Employer’s Guide to Type 1
Editor’s Note: This content is a part of Beyond Type 1’s guidebook, which includes guides for everyone who has a Type 1 in their life. Check out the rest of our customized guides for the different people in your life here!
You may or may not have a general idea about Type 1 diabetes. Clear your assumptions and check out our basic guides on what exactly T1D is. This knowledge will help you to better understand your employee’s needs. Type 1 diabetes can affect an individual in many different ways, so be sure to keep the line of communication open with your employee.
What is Type 1 diabetes?
Type 1 diabetes is an autoimmune disease that occurs when a person’s own immune system destroys the insulin-producing cells in their pancreas. People with Type 1 are insulin-dependent for life, and must manually give themselves insulin through multiple daily injections or an insulin pump. They must carefully balance insulin, food, exercise, and other factors in order to prevent or minimize serious short and long-term complications due to out of range blood sugar levels.
If you have not heard much about Type 1, here are some fast facts –
- T1D is not caused by a lack of exercise or eating too much sugar
- T1D is not contagious
- There is no cure for T1D at the present moment
- Although T1D has also been called “juvenile diabetes,” T1D affects both children and adults
If we are ever passed out or unconscious, immediately call emergency services and react to the situation as if we were “having a low” or experiencing severe hypoglycemia. If we are unconscious, you may have to administer emergency glucagon.
If we are conscious, fast-acting glucose needs to be taken immediately. This means juice boxes, candy, glucose tablets, or any other sugary food or drink that can be consumed easily.
T1D is considered a disability, and is protected under United States law. Therefore, you cannot discriminate against your employee for their Type 1 by any of the following:
- fail to hire or promote an employee because of Type 1
- terminate someone because of Type 1, unless they pose a direct threat
- discriminate with regard to employer-provided health insurance
Make Reasonable Accommodations
If an applicant voluntarily tells you that he or she has diabetes, you only may ask two questions: whether he or she needs reasonable accommodations and what type of accommodation. You are also required to provide your employee with these reasonable accommodations that will help them perform the essential functions of the job. Generally, accommodations for those with Type 1 are easy, inexpensive and helpful. This is another conversation that is helpful to have with your employee to make sure that you understand the circumstances.
Reasonable accommodations can include:
- Daily diabetes management needs, (such as managing blood sugar levels)

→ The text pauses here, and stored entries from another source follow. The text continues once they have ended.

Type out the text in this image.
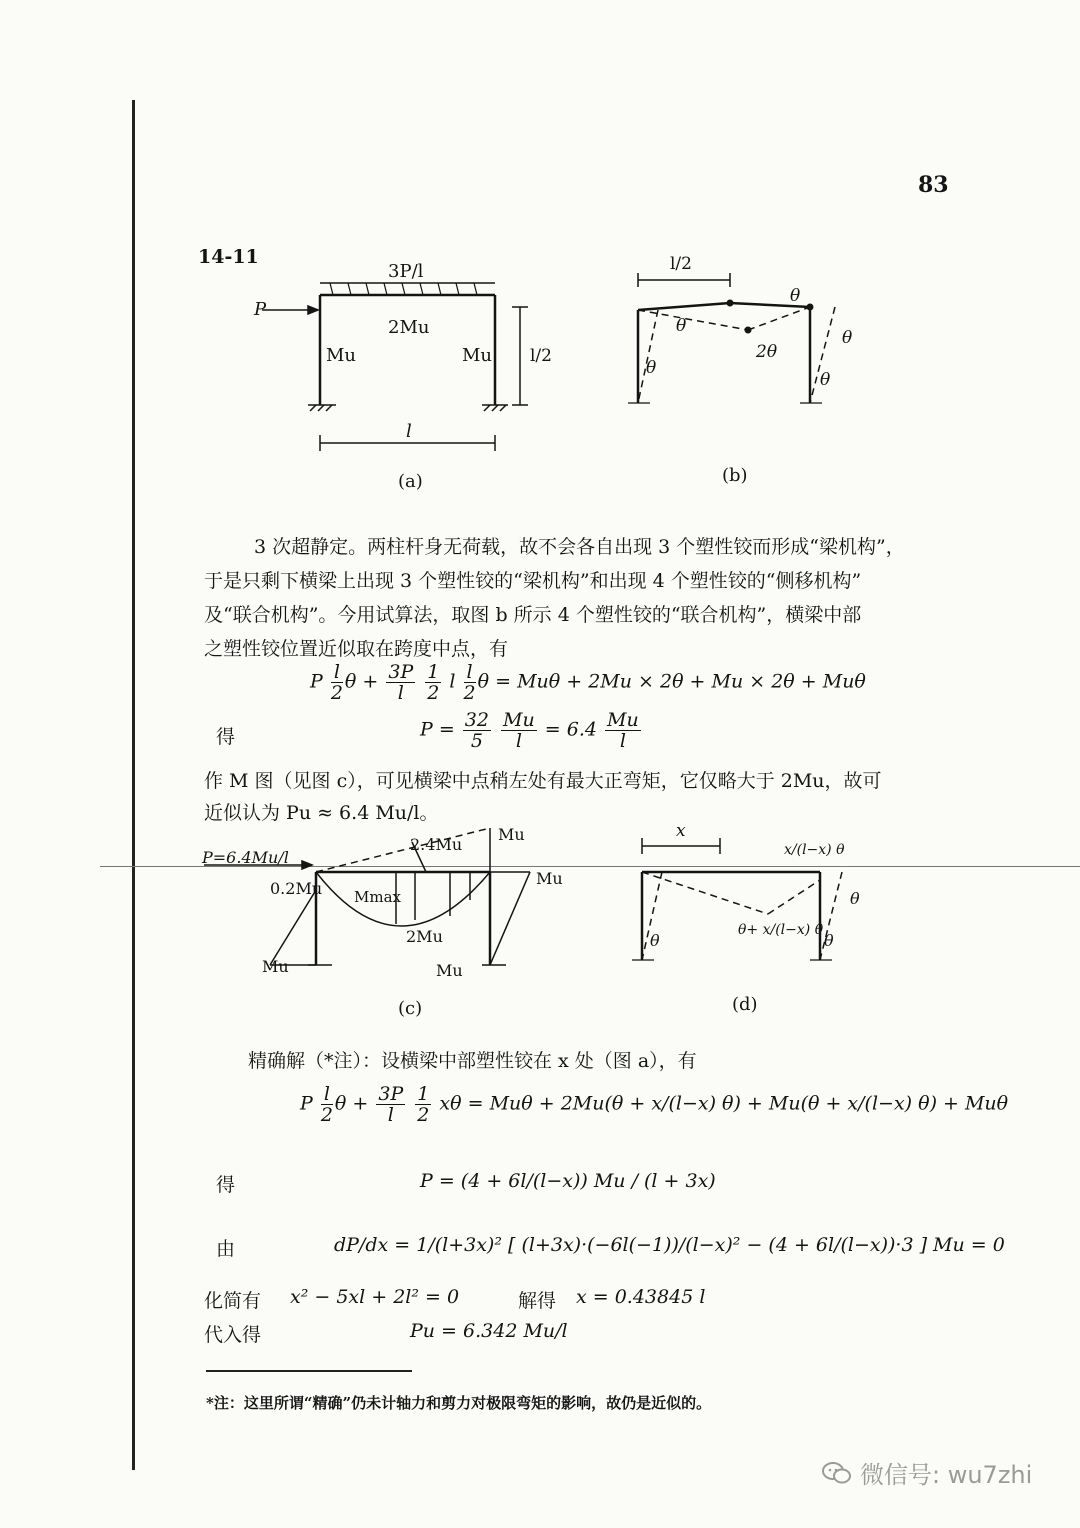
83
14-11
3P/l
P
2Mu
Mu	Mu l/2
l
(a)
l/2
θ
θ
2θ
θ
θ
θ
(b)

3 次超静定。两柱杆身无荷载，故不会各自出现 3 个塑性铰而形成“梁机构”，

于是只剩下横梁上出现 3 个塑性铰的“梁机构”和出现 4 个塑性铰的“侧移机构”

及“联合机构”。今用试算法，取图 b 所示 4 个塑性铰的“联合机构”，横梁中部

之塑性铰位置近似取在跨度中点，有

P $\frac{l}{2}$ $\theta + \frac{3P}{l}$
$\frac{1}{2}$ l $\frac{l}{2}$ θ = Muθ + 2Mu × 2θ + Mu × 2θ + Muθ
得	$P = \frac{32}{5}$
$\frac{Mu}{l} = 6.4 \frac{Mu}{l}$
作 M 图（见图 c），可见横梁中点稍左处有最大正弯矩，它仅略大于 2Mu，故可
近似认为 Pu ≈ 6.4 Mu/l。
P=6.4Mu/l
2.4Mu
Mu
Mu
0.2Mu Mmax
2Mu
Mu	Mu
(c)
x
x/(l−x) θ
θ+ x/(l−x) θ
θ
θ
θ
(d)
精确解（*注）：设横梁中部塑性铰在 x 处（图 a），有
P $\frac{l}{2}$ $\theta + \frac{3P}{l}$
$\frac{1}{2}$ xθ = Muθ + 2Mu(θ + x/(l−x) θ) + Mu(θ + x/(l−x) θ) + Muθ
得	P = (4 + 6l/(l−x)) Mu / (l + 3x)
由	dP/dx = 1/(l+3x)² [ (l+3x)·(−6l(−1))/(l−x)² − (4 + 6l/(l−x))·3 ] Mu = 0
化简有 x² − 5xl + 2l² = 0	解得 x = 0.43845 l
代入得	Pu = 6.342 Mu/l
*注：这里所谓“精确”仍未计轴力和剪力对极限弯矩的影响，故仍是近似的。
微信号: wu7zhi
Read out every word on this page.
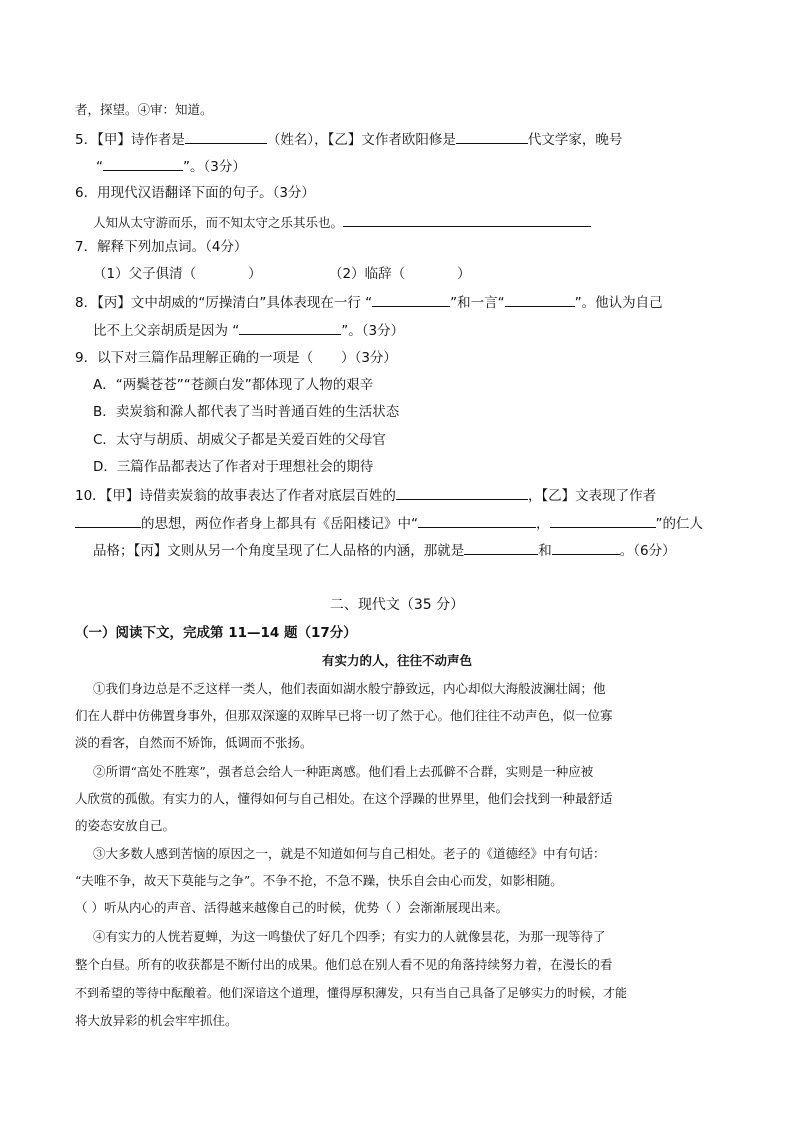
者，探望。④审：知道。
5．【甲】诗作者是	（姓名），【乙】文作者欧阳修是	代文学家，晚号
“	”。（3分）
6．用现代汉语翻译下面的句子。（3分）
人知从太守游而乐，而不知太守之乐其乐也。
7．解释下列加点词。（4分）
（1）父子俱清（	）	（2）临辞（	）
8．【丙】文中胡威的“厉操清白”具体表现在一行 “	”和一言“	”。他认为自己
比不上父亲胡质是因为 “	”。（3分）
9．以下对三篇作品理解正确的一项是（ ）（3分）
A．“两鬓苍苍”“苍颜白发”都体现了人物的艰辛
B．卖炭翁和滁人都代表了当时普通百姓的生活状态
C．太守与胡质、胡威父子都是关爱百姓的父母官
D．三篇作品都表达了作者对于理想社会的期待
10．【甲】诗借卖炭翁的故事表达了作者对底层百姓的	，【乙】文表现了作者
的思想，两位作者身上都具有《岳阳楼记》中“	，	”的仁人
品格；【丙】文则从另一个角度呈现了仁人品格的内涵，那就是	和	。（6分）
二、现代文（35 分）
（一）阅读下文，完成第 11—14 题（17分）
有实力的人，往往不动声色
①我们身边总是不乏这样一类人，他们表面如湖水般宁静致远，内心却似大海般波澜壮阔；他
们在人群中仿佛置身事外，但那双深邃的双眸早已将一切了然于心。他们往往不动声色，似一位寡
淡的看客，自然而不矫饰，低调而不张扬。
②所谓“高处不胜寒”，强者总会给人一种距离感。他们看上去孤僻不合群，实则是一种应被
人欣赏的孤傲。有实力的人，懂得如何与自己相处。在这个浮躁的世界里，他们会找到一种最舒适
的姿态安放自己。
③大多数人感到苦恼的原因之一，就是不知道如何与自己相处。老子的《道德经》中有句话：
“夫唯不争，故天下莫能与之争”。不争不抢，不急不躁，快乐自会由心而发，如影相随。
（ ）听从内心的声音、活得越来越像自己的时候，优势（ ）会渐渐展现出来。
④有实力的人恍若夏蝉，为这一鸣蛰伏了好几个四季；有实力的人就像昙花，为那一现等待了
整个白昼。所有的收获都是不断付出的成果。他们总在别人看不见的角落持续努力着，在漫长的看
不到希望的等待中酝酿着。他们深谙这个道理，懂得厚积薄发，只有当自己具备了足够实力的时候，才能
将大放异彩的机会牢牢抓住。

- Taking the necessary insulin
- Treating any hypoglycemic or hyperglycemic episodes
Your T1D employee has a right to take medical leave due to any T1D complications. The Family and Medical Leave Act requires most private employers with over 50 employees and most government employers to provide up to 12 weeks of leave per year because of the worker’s, or an immediate family member’s serious health condition.
This leave can be flexible. For example, you can split up the leave into small blocks of time to deal with short-term problems such as managing blood glucose levels or doctor’s appointments.

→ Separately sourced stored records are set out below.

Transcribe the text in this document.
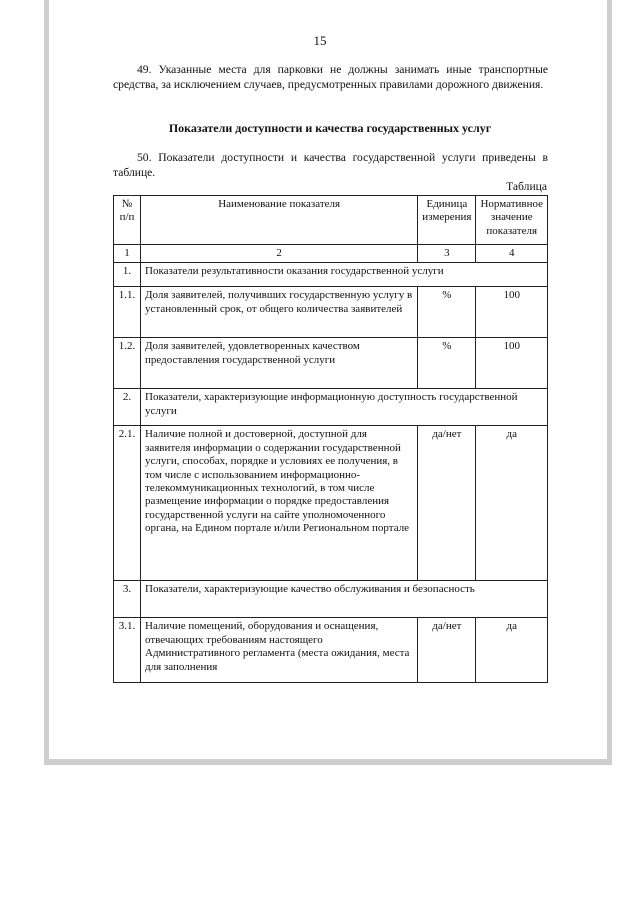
15
49. Указанные места для парковки не должны занимать иные транспортные средства, за исключением случаев, предусмотренных правилами дорожного движения.
Показатели доступности и качества государственных услуг
50. Показатели доступности и качества государственной услуги приведены в таблице.
Таблица
№ п/п	Наименование показателя	Единица измерения	Нормативное значение показателя
1	2	3	4
1.	Показатели результативности оказания государственной услуги		
1.1.	Доля заявителей, получивших государственную услугу в установленный срок, от общего количества заявителей	%	100
1.2.	Доля заявителей, удовлетворенных качеством предоставления государственной услуги	%	100
2.	Показатели, характеризующие информационную доступность государственной услуги		
2.1.	Наличие полной и достоверной, доступной для заявителя информации о содержании государственной услуги, способах, порядке и условиях ее получения, в том числе с использованием информационно-телекоммуникационных технологий, в том числе размещение информации о порядке предоставления государственной услуги на сайте уполномоченного органа, на Едином портале и/или Региональном портале	да/нет	да
3.	Показатели, характеризующие качество обслуживания и безопасность		
3.1.	Наличие помещений, оборудования и оснащения, отвечающих требованиям настоящего Административного регламента (места ожидания, места для заполнения	да/нет	да
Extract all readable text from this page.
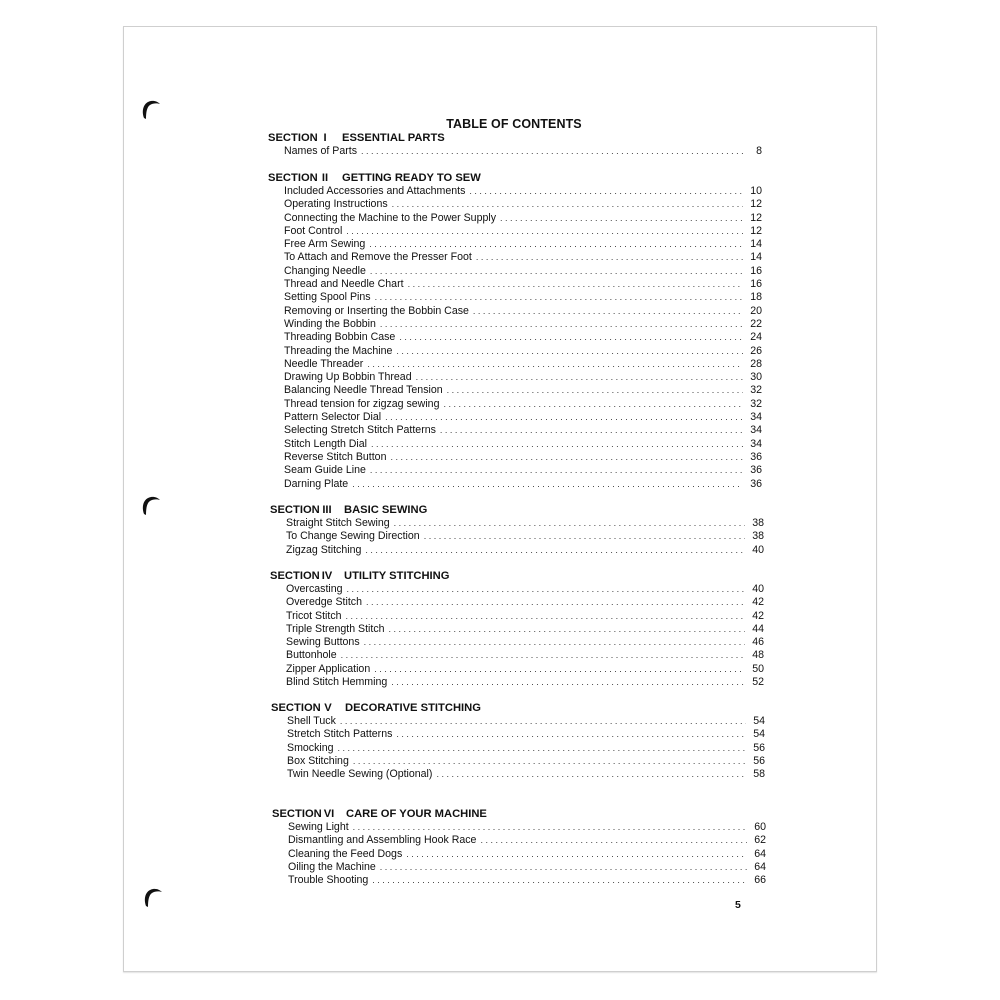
TABLE OF CONTENTS
SECTION I ESSENTIAL PARTS
Names of Parts . . .	8
SECTION II GETTING READY TO SEW
Included Accessories and Attachments . . .	10
Operating Instructions . . .	12
Connecting the Machine to the Power Supply . . .	12
Foot Control . . .	12
Free Arm Sewing . . .	14
To Attach and Remove the Presser Foot . . .	14
Changing Needle . . .	16
Thread and Needle Chart . . .	16
Setting Spool Pins . . .	18
Removing or Inserting the Bobbin Case . . .	20
Winding the Bobbin . . .	22
Threading Bobbin Case . . .	24
Threading the Machine . . .	26
Needle Threader . . .	28
Drawing Up Bobbin Thread . . .	30
Balancing Needle Thread Tension . . .	32
Thread tension for zigzag sewing . . .	32
Pattern Selector Dial . . .	34
Selecting Stretch Stitch Patterns . . .	34
Stitch Length Dial . . .	34
Reverse Stitch Button . . .	36
Seam Guide Line . . .	36
Darning Plate . . .	36
SECTION III BASIC SEWING
Straight Stitch Sewing . . .	38
To Change Sewing Direction . . .	38
Zigzag Stitching . . .	40
SECTION IV UTILITY STITCHING
Overcasting . . .	40
Overedge Stitch . . .	42
Tricot Stitch . . .	42
Triple Strength Stitch . . .	44
Sewing Buttons . . .	46
Buttonhole . . .	48
Zipper Application . . .	50
Blind Stitch Hemming . . .	52
SECTION V DECORATIVE STITCHING
Shell Tuck . . .	54
Stretch Stitch Patterns . . .	54
Smocking . . .	56
Box Stitching . . .	56
Twin Needle Sewing (Optional) . . .	58
SECTION VI CARE OF YOUR MACHINE
Sewing Light . . .	60
Dismantling and Assembling Hook Race . . .	62
Cleaning the Feed Dogs . . .	64
Oiling the Machine . . .	64
Trouble Shooting . . .	66
5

As the employer, you do have certain rights to protect yourself. If you have a legitimate reason to believe that diabetes may be affecting an employee’s ability to do their job, you may ask questions or require the employee to have a medical examination.
These situations are generally limited to employment physicals, requests for reasonable accommodation, when the employee return from work following an extended medical leave, or when you have experienced a medical problem on the job that raises safety issues for you.

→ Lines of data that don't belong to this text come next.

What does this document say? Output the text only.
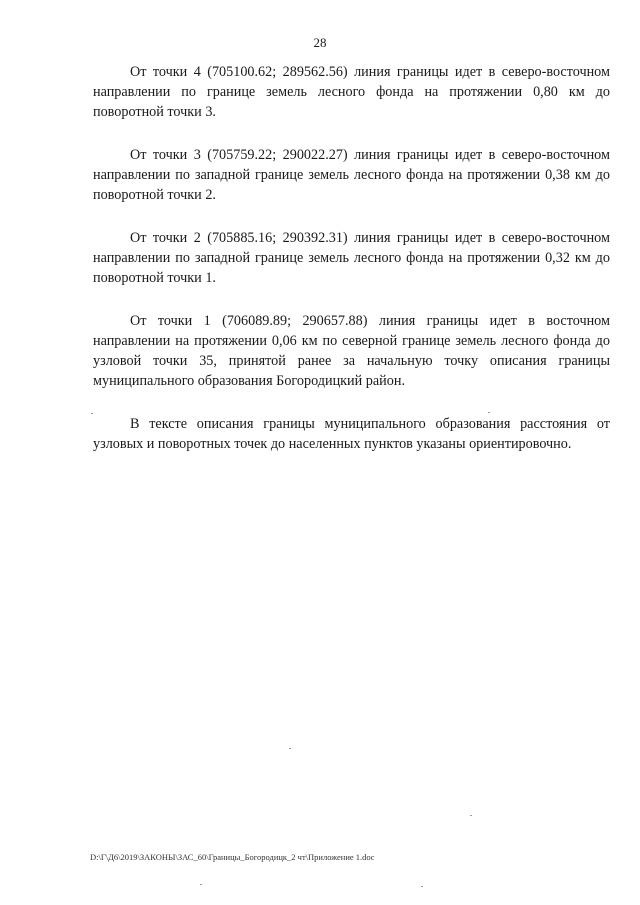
28

От точки 4 (705100.62; 289562.56) линия границы идет в северо-восточном направлении по границе земель лесного фонда на протяжении 0,80 км до поворотной точки 3.

От точки 3 (705759.22; 290022.27) линия границы идет в северо-восточном направлении по западной границе земель лесного фонда на протяжении 0,38 км до поворотной точки 2.

От точки 2 (705885.16; 290392.31) линия границы идет в северо-восточном направлении по западной границе земель лесного фонда на протяжении 0,32 км до поворотной точки 1.

От точки 1 (706089.89; 290657.88) линия границы идет в восточном направлении на протяжении 0,06 км по северной границе земель лесного фонда до узловой точки 35, принятой ранее за начальную точку описания границы муниципального образования Богородицкий район.

В тексте описания границы муниципального образования расстояния от узловых и поворотных точек до населенных пунктов указаны ориентировочно.

D:\Г\Д6\2019\ЗАКОНЫ\ЗАС_60\Границы_Богородицк_2 чт\Приложение 1.doc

To avoid any charges of diabetes discrimination, let your employee know if you feel that his or her actions cause a safety risk to other employees. In general, T1Ds can be safe, responsible and effective workers regardless of what they are living with. It is important to realize that emergency situations can and will occur, sometimes because of uncontrollable causes. If you are unsure of how to handle situations or feel overwhelmed with how to handle emergencies, speak to your employee.
The Laws That Protect T1Ds
There are laws that protect your employee. Both federal and state laws in the U.S. offer protection from workplace discrimination.
- The Americans with Disabilities Act applies to private employers, labor unions, and employment agencies with 15 or more employees, and to state and local government.
- The Rehabilitation Act of 1973 generally covers employees who work for the executive branch of the federal government, or for any employer that receives federal money.
- The Congressional Accountability Act covers employees of Congress and most legislative branch agencies.
- All states have their own anti-discrimination laws and agencies responsible for enforcing those laws. Some state anti-discrimination laws provide more comprehensive protection than do the federal laws.